On September 23, 2022, a coalition of limb-girdle muscular dystrophy (LGMD) organizations held an Externally-Led Patient Focused Drug Development (EL-PFDD) meeting for six LGMD subtypes: 2C (R5), 2D (R3), 2E (R4), 2F (R6), 2A (R1), and 2i (R9). The LGMD Coalition includes the following organizations: Coalition to Cure Calpain 3, CureLGMD2i, Kurt+Peter Foundation, LGMD2D Foundation, McColl-Lockwood Laboratory for Muscular Dystrophy Research, and the Speak Foundation.
The goal of this meeting was to provide the U.S. Food and Drug Administration (FDA), product developers, clinicians, industry, and academic researchers an opportunity to hear perspectives from individuals with LGMD on the health effects, daily impacts, treatment goals, and decision factors considered when seeking out or selecting a treatment. This meeting was conducted as a parallel effort to FDA’s EL-PFDD initiative, a commitment under the fifth authorization of the Prescription Drug User Fee Act (PDUFA V) to more systematically gather patients’ perspectives on their conditions and available therapies to treat their conditions.

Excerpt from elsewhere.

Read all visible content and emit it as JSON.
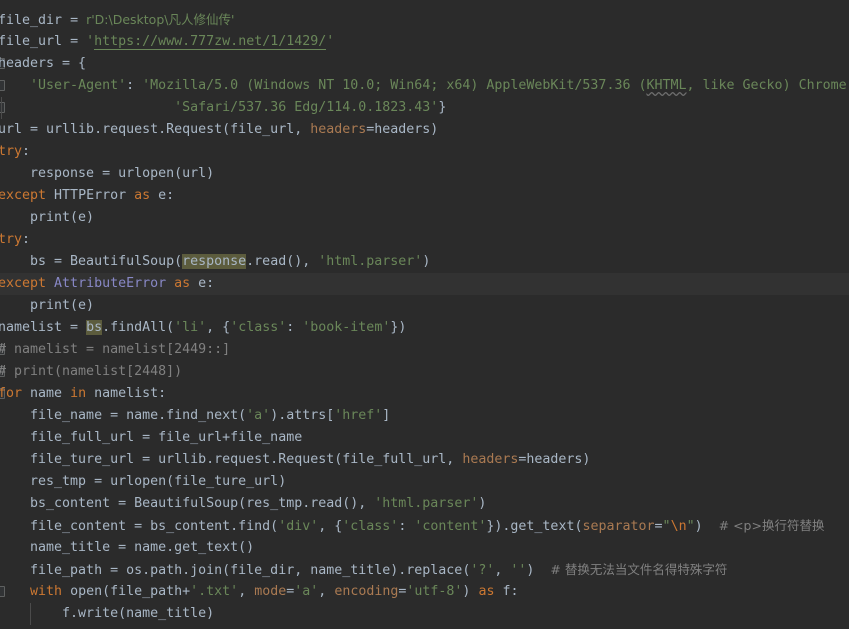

Please note that this initial endeavor represented Phase 1 and included six LGMD subtypes. We anticipate additional LGMD subtypes will pursue EL-PFDD meetings in the future.

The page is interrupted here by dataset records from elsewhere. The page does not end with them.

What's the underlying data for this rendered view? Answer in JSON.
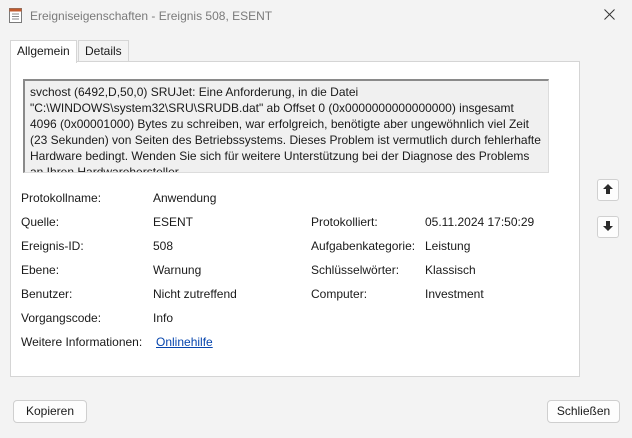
{
  "window": {
    "title": "Ereigniseigenschaften - Ereignis 508, ESENT",
    "app_icon": "event-properties-icon",
    "close_icon": "close-icon"
  },
  "tabs": [
    {
      "label": "Allgemein",
      "active": true
    },
    {
      "label": "Details",
      "active": false
    }
  ],
  "description": "svchost (6492,D,50,0) SRUJet: Eine Anforderung, in die Datei \"C:\\WINDOWS\\system32\\SRU\\SRUDB.dat\" ab Offset 0 (0x0000000000000000) insgesamt 4096 (0x00001000) Bytes zu schreiben, war erfolgreich, benötigte aber ungewöhnlich viel Zeit (23 Sekunden) von Seiten des Betriebssystems. Dieses Problem ist vermutlich durch fehlerhafte Hardware bedingt. Wenden Sie sich für weitere Unterstützung bei der Diagnose des Problems an Ihren Hardwarehersteller.",
  "fields": {
    "protokollname": {
      "label": "Protokollname:",
      "value": "Anwendung"
    },
    "quelle": {
      "label": "Quelle:",
      "value": "ESENT"
    },
    "protokolliert": {
      "label": "Protokolliert:",
      "value": "05.11.2024 17:50:29"
    },
    "ereignis_id": {
      "label": "Ereignis-ID:",
      "value": "508"
    },
    "aufgabenkategorie": {
      "label": "Aufgabenkategorie:",
      "value": "Leistung"
    },
    "ebene": {
      "label": "Ebene:",
      "value": "Warnung"
    },
    "schluesselwoerter": {
      "label": "Schlüsselwörter:",
      "value": "Klassisch"
    },
    "benutzer": {
      "label": "Benutzer:",
      "value": "Nicht zutreffend"
    },
    "computer": {
      "label": "Computer:",
      "value": "Investment"
    },
    "vorgangscode": {
      "label": "Vorgangscode:",
      "value": "Info"
    },
    "weitere_informationen": {
      "label": "Weitere Informationen:",
      "value": "Onlinehilfe"
    }
  },
  "nav": {
    "up_icon": "arrow-up-icon",
    "down_icon": "arrow-down-icon"
  },
  "buttons": {
    "copy": "Kopieren",
    "close": "Schließen"
  }
}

Below on this page you can view the recorded footage of the meeting or read the summary of the meeting in our Voice of the Patient (VOP) report. You can also find more information about this EL-PFDD meeting at this link:
Watch the first ever Limb-Girdle Muscular Dystrophy Externally-Led Patient-Focused Drug Development (EL-PFDD) meeting held on September 23, 2023.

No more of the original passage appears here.